You’ve got to hand it to writer-director Julie Taymor: she’s nothing if not ambitious. But just because you’ve got the courage to do something crazy doesn’t make it a good idea.
Across The Universe is a musical based on nearly three dozen Beatles’ songs. These familiar anthems are interpreted and played out as part of a 1960s coming-of-age drama.
Jude, Jim Stugess, is a Liverpudlian lad who comes to America to seek out his long-lost da. Instead, he meets Max, Joe Anderson, and falls for his new pal’s sister Lucy, played by Evan Rachel Wood.

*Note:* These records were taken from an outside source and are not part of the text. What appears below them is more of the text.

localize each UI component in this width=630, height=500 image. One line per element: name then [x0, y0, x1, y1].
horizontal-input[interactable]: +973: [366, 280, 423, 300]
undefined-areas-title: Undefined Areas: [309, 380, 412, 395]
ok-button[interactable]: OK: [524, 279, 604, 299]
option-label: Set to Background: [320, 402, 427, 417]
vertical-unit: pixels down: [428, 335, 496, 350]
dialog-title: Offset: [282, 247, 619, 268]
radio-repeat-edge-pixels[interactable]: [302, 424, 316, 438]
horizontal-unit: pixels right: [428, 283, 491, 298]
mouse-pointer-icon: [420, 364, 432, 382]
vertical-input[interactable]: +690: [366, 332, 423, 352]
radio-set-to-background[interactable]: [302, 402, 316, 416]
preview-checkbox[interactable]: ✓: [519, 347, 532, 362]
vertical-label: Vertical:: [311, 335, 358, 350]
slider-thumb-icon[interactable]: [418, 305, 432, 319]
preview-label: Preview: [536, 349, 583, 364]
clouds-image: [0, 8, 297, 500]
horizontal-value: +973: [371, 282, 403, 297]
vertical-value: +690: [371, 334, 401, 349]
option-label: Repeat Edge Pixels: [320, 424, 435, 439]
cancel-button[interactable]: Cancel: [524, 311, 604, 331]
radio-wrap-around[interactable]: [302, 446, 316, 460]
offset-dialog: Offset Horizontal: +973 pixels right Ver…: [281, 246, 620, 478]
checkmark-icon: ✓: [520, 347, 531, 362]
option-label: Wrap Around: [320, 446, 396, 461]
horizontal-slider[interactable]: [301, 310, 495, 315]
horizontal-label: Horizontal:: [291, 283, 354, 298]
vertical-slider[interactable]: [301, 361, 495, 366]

The upheavals in culture and politics see the trio decamp to bohemian New York where their orbit expands to include sexed-up songstress Sadie, guitarist JoJo and lesbian waif Prudence.
Jude, Lucy, Maxwell, Sadie, Prudence, JoJo – that’s right, the characters and their situations are contrived from Beatles songs.

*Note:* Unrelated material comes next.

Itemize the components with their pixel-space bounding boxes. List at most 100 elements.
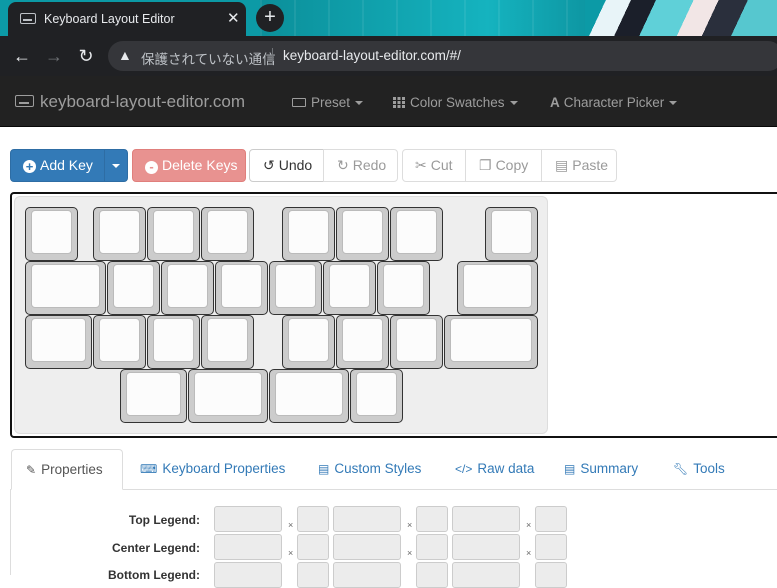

Even dialogue, 'Where’d she come from?"; 'She came in through the bathroom window." – is lifted from lyrics.
Sometimes it works, often it’s pretty awkward.
There are some mind blowing moments though.
The Strawberry Fields and Happiness Is A Warm Gun sequences are totally trippy, while a gospel version of Let It Be is stirring and Eddie Izzard’s Being For The Benefit Of Mr Kite is very funny.
Bono, obviously, can sing but his performance as an astronaut of inner space has gimmick written all over it – and the film’s coyness about drugs is annoying.
The cast do adequate versions of the songs, but they rarely rise above your average cover band. Instead they make you really miss the originals, which have stood the test of time. And with over 30 covers rolling out one after the other it’s like being force fed a bland all-you-can-eat buffet.
The story and characters never rise above mediocrity either. Cliché piles on cliché and the effect after more than two long hours is that the audience is laughing at Jude, Lucy and Sadie and their heartfelt warbling.
All you need is love, sure, but sometimes an editor helps immeasurably.
As a bad movie whose occasional bits of brilliance I can recommend, this cobbles together two and a half stars.